Subjects ranged from Laura Ford’s account of giving public talks and teaching her students while breastfeeding to Begum’s feeling “guilty” at mentioning her premature baby to the galleries she was working with, while at the same time not wanting to be excluded from major projects. Cally Spooner revealed that she embraced “being a bit dismantled” when she had her twins, and decided to use their arrival as an opportunity to make art that was “a bit less production-heavy.”
The original impetus for these discussions came from Full Messy and Beautiful, Judah’s essay on the impact of motherhood on artists which formed part of the Freelands Report on the representation of female artists in Britain published last year. For her research, Judah interviewed more than 50 artists, many of whom praised Bradley and Smith as rare beacons of family-friendliness for artist mothers negotiating the all-too hostile terrain of institutional exhibitions, residencies and commissions.
Both Bradley and Smith made the fundamental point that an acknowledgment of family requirements needed to be as crucial to an artist-centred ethos as any aspect of an artist’s creative activities. Both agreed that it was essential to promote a culture where artists were actively encouraged to ask for what they needed. This could be anything from tying in residencies to school holidays to offering the option for more child-friendly lunchtime or weekend exhibition openings, rather than the traditional evening private view and sit down after-dinner. Overall, everyone was in accord that for institutions big or small, the flexibility to meet family needs should be standard practice in all dealings with artists.

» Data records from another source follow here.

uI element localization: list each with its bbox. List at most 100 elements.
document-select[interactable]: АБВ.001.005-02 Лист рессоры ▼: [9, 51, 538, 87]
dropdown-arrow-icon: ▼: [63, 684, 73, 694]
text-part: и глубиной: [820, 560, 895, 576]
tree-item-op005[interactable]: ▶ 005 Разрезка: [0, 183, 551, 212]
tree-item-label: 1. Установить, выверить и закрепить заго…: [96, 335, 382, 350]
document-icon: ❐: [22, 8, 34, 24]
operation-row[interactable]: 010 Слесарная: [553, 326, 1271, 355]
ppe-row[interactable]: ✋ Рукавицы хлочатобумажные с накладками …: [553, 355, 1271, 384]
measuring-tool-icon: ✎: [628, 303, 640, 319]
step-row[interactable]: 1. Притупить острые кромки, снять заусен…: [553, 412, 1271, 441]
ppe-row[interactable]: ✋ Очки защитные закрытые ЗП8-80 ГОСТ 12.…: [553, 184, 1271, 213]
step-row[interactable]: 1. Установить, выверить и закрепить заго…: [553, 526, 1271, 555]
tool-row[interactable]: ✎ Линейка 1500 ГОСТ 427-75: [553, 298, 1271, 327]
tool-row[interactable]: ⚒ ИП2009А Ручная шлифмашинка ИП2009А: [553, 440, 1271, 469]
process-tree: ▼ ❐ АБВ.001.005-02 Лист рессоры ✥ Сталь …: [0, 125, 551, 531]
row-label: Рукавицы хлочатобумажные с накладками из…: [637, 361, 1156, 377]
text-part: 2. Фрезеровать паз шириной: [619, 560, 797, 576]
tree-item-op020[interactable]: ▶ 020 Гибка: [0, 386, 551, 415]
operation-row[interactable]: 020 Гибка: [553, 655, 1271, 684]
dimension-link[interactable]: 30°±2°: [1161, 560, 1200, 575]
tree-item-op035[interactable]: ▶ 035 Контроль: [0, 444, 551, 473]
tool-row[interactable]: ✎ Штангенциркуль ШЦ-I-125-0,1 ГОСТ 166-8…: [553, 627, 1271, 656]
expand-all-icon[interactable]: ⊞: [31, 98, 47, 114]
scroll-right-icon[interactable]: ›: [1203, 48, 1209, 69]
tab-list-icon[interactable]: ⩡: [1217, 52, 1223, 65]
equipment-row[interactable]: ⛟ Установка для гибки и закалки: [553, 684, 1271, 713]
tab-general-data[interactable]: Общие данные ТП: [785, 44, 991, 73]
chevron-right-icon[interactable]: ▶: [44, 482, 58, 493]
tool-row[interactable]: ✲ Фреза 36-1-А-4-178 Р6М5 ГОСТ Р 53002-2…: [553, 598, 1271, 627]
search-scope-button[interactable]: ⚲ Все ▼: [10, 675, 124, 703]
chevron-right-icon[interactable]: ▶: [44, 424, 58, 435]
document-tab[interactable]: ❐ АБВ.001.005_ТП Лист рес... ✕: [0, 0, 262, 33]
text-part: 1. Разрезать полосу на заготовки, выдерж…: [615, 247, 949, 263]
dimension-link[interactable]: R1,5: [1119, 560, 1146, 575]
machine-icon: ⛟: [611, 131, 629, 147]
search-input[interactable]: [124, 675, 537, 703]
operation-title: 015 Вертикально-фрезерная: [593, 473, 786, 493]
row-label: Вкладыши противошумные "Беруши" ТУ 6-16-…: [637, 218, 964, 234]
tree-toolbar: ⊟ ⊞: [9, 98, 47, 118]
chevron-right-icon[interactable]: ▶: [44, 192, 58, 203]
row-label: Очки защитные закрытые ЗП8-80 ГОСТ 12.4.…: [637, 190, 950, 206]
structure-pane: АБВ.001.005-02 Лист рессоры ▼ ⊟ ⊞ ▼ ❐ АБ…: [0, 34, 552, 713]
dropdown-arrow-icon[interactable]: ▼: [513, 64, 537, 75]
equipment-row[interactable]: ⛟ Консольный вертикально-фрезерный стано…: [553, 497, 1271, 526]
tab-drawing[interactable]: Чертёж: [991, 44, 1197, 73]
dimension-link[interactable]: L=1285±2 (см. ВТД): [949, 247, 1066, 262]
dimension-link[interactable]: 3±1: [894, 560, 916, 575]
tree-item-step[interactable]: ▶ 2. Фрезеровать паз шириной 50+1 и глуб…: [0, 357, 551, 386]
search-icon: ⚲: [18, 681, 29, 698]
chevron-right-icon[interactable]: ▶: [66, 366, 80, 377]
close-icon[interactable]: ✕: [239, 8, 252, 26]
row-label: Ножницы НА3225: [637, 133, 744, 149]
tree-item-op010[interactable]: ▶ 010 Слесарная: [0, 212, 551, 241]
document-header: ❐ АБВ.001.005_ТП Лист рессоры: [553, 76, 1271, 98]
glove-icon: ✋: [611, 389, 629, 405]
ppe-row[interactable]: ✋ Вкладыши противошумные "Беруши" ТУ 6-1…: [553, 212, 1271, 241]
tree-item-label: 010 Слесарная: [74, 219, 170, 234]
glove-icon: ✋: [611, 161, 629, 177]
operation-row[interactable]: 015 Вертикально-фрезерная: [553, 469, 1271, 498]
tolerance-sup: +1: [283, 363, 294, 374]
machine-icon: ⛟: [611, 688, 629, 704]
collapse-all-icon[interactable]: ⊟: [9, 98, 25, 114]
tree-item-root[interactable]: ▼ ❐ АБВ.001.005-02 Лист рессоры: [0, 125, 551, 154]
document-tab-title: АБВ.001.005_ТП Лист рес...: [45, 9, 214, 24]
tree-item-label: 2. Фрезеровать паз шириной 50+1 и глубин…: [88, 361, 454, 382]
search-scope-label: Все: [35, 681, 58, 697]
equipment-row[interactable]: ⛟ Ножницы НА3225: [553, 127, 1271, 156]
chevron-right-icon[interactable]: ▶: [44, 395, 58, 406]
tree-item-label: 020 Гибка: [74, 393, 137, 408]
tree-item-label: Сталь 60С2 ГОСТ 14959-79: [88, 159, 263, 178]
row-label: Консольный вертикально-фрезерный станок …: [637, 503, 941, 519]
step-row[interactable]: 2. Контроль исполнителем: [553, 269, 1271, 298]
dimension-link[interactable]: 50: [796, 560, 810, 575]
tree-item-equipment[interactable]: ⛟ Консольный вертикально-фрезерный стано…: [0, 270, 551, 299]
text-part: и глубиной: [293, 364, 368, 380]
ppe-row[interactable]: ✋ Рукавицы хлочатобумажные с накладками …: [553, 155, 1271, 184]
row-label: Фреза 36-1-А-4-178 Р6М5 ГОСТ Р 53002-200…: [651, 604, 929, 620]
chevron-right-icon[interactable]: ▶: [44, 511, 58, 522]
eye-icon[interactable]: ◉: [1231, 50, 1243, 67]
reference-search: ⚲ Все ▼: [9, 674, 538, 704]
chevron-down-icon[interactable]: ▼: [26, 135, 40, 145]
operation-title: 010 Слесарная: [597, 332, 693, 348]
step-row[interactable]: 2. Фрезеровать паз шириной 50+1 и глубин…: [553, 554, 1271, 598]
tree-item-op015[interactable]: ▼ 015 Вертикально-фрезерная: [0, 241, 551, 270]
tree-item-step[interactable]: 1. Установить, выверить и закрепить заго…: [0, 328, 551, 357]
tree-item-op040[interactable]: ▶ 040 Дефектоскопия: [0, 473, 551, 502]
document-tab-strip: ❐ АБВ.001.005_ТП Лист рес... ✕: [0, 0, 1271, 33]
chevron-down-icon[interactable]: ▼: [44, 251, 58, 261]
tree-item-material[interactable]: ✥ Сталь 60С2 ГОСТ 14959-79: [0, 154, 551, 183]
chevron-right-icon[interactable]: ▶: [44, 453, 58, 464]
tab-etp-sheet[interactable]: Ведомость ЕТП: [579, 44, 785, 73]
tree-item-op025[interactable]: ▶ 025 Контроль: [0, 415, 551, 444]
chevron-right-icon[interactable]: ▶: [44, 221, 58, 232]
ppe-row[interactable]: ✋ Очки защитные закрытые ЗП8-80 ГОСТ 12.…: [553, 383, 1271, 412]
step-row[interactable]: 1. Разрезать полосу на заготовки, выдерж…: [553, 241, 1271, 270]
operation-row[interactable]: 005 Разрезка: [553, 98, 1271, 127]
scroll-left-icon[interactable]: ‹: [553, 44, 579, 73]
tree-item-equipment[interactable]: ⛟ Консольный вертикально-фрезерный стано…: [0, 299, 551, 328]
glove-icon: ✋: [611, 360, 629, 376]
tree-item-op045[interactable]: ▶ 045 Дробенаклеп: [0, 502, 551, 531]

While all these discussions were rich and informative, arguably the most significant outcome from this event was its offering of a practical takeaway in the form of ten guidelines for both institutions and residencies on "how to not exclude artist parents"—the term was expanded to acknowledge that, increasingly one hopes, fathers are also often at the rockface of childcare. The guidelines were drawn up over the past month by Judah and an additional 30 artist-mother advisors, and they provide a neat summation and expansion of all the issues covered over the course of the talk.
They are as follows:
1. As an organisation, be explicitly welcoming to artists with families.
2. Make it standard practice to establish an artists's parenting circumstances at the outset of a project and have structures in place to accommodate their parenting responsibilities.
3. Assume that any artist parent may need to travel with their children and a partner or other caregiver and provide for this.
4. Agree with the artist at the outset what is expected of them and when, given enough lead time so that they can plan accordingly.
5. Consider having a specific budget for an artist’s childcare costs.
6. Schedule exhibition openings and special events with artist parents in mind.
7. Be aware of term dates and program around them: offer artists who need to travel with children the option of installing a show over half term, for example.
8. Re-think or remove age limits for residencies and awards so that they become inclusive of artists whose careers have been interrupted by having and caring for children.
9. Work with artists to adapt residencies to fit around their parenting needs.
10. Don’t read gaps in a CV to indicate lack of commitment or effort. Artists' careers come in many shapes and can be paused for many reasons, parenting among them. Emerging artists are not necessarily recent graduates.
The list, with additional stipulations, can be read in full on Judah’s Instagram.
So with this manifesto in mind, let’s hope that when museums and galleries are eventually permitted to re-open, they will take heed of these easy to achieve goals and put artist parents and their children at the centre of any new normal, whatever form it may take.